Steve Tshwete is the second largest local economy in the Nkangala region by total income (4th largest in Mpumalanga region), with agriculture, manufacturing and coal mining being the predominant economic growth contributors and employment creators. With respect to coal mining, cognisance is taken of significant industry risk, specifically given the fact that the manufacturing segment is largely dependent on the relatively cost effective supply of coal. Further, the coal mines also provide essential fuel to the local power stations in the area, highlighting their importance to the local economy.
The rating is supported by the fact that Steve Tshwete has remained in a net cash position throughout the review period, displaying net cash holdings of R235m at year end F11 (review period average: R294m). In this regard, the municipality’s liquidity position remains strong, with days cash on hand amounting to 168 days (F10: 292 days), well above the council’s peers. Further, council’s demonstrated control over its debtors book, with the average collection period amounting to 24 days in F11 (review period average: 29 days), is positively viewed. Cognisance is, however, taken of relatively high tariff increases that continue to be passed onto consumers, which may lead to collection concerns over the medium term.

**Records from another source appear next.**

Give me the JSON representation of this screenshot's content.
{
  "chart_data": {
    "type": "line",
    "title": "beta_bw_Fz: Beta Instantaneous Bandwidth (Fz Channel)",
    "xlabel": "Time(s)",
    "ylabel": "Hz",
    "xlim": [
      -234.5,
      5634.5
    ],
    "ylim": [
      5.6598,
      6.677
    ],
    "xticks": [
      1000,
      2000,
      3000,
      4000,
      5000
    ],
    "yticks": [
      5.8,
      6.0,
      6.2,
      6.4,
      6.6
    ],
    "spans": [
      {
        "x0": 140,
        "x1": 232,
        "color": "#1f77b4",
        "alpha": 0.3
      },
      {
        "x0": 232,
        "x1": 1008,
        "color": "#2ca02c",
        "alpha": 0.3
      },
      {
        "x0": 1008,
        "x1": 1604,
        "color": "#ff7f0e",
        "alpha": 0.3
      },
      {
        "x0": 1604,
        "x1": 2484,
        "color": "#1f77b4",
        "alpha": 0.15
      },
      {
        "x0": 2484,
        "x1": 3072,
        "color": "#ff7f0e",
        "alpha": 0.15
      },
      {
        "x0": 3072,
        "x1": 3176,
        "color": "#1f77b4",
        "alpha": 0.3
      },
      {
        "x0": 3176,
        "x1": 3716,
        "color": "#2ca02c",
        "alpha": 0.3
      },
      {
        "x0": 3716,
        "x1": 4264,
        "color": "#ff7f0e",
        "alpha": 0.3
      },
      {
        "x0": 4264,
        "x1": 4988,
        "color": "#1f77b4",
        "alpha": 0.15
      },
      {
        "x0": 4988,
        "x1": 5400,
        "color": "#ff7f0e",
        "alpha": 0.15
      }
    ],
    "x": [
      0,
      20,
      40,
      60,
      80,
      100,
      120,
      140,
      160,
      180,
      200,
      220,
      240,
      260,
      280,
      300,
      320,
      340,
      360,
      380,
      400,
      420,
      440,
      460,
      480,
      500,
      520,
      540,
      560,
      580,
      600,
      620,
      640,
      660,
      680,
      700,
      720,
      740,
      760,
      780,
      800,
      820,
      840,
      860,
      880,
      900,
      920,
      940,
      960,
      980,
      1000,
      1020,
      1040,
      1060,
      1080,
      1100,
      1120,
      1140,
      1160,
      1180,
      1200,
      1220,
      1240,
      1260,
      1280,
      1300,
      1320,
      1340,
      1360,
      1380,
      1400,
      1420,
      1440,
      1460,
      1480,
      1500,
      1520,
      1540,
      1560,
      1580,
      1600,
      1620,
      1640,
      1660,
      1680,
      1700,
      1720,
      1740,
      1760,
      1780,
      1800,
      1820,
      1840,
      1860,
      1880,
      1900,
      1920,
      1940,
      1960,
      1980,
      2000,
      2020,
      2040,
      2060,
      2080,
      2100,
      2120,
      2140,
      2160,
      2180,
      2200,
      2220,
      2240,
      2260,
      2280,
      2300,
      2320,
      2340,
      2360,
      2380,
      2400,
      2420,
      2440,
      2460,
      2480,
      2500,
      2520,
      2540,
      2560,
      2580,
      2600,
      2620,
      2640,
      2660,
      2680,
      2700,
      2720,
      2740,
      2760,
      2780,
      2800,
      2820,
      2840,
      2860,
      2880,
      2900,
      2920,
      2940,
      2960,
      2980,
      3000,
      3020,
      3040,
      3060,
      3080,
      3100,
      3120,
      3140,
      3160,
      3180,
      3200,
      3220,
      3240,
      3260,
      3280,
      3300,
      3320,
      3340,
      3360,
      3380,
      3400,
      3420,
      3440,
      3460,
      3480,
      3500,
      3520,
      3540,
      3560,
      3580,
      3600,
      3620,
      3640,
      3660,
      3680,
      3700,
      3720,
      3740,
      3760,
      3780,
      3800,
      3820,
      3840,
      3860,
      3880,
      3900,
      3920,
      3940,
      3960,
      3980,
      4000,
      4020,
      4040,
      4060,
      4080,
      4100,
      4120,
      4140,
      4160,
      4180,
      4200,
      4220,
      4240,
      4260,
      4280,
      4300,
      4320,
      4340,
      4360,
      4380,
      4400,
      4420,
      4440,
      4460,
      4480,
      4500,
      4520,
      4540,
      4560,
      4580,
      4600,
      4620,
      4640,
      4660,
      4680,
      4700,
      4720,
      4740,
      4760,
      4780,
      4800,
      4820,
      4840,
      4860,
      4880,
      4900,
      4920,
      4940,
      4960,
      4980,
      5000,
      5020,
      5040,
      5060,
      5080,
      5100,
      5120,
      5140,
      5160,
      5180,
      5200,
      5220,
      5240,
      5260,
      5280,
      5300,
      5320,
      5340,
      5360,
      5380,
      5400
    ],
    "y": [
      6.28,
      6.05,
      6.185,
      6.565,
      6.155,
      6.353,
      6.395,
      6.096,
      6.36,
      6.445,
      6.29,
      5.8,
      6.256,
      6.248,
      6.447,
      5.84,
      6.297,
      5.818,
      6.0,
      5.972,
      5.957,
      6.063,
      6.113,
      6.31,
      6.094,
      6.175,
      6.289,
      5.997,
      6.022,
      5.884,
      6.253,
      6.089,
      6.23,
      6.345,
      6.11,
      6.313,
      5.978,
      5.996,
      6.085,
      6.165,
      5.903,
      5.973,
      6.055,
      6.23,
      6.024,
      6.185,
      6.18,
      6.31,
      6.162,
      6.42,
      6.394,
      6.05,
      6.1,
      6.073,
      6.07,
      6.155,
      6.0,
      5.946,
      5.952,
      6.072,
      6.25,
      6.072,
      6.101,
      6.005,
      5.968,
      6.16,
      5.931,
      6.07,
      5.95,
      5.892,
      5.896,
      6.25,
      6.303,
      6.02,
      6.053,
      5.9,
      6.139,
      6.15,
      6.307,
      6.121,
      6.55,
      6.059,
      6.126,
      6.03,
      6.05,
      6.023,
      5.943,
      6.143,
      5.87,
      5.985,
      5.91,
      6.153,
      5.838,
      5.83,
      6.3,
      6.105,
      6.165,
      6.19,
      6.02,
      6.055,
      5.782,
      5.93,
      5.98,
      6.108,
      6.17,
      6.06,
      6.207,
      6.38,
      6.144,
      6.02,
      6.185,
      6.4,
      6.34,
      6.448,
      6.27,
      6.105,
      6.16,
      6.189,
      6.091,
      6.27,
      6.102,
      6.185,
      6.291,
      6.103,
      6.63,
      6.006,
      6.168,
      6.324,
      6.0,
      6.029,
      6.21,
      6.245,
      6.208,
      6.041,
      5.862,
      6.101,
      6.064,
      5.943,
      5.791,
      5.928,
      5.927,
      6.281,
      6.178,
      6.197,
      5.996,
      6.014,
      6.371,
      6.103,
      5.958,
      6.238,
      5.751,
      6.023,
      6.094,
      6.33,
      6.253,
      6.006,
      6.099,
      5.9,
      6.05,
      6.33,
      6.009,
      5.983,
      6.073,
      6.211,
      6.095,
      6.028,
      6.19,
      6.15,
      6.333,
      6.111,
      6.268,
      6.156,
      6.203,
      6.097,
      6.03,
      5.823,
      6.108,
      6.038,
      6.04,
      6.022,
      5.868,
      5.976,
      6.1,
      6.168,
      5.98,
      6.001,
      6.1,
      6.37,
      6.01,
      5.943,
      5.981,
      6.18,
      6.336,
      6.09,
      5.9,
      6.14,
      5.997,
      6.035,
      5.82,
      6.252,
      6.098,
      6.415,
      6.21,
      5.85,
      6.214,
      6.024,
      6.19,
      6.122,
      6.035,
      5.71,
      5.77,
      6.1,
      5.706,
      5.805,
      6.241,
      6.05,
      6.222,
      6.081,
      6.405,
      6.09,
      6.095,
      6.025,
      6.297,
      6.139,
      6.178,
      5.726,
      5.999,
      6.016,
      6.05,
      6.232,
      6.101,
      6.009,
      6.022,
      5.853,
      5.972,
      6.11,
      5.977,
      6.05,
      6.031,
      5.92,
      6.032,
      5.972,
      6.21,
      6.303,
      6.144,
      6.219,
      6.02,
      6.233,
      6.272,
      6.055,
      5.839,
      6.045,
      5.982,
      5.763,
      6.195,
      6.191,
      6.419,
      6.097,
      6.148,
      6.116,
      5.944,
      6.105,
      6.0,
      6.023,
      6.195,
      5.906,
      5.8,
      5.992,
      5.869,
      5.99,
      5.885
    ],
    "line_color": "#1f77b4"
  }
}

The rating takes note of the proposed debt raising activities by Steve Tshwete over the next 3 years, which could see gearing rise to 35% by F14 (F11: 19%), albeit remaining within manageable limits. Cognisance was taken of the general shortage of senior technical staff, exacerbated by prolonged supply chain management protocols, which has served to constrain the implementation and completion of capex projects. In this regard, the municipality has continuously underspent on its capex budget in recent years, which is expected to place increased strain on current infrastructure (specifically given an ongoing increase in residential demand).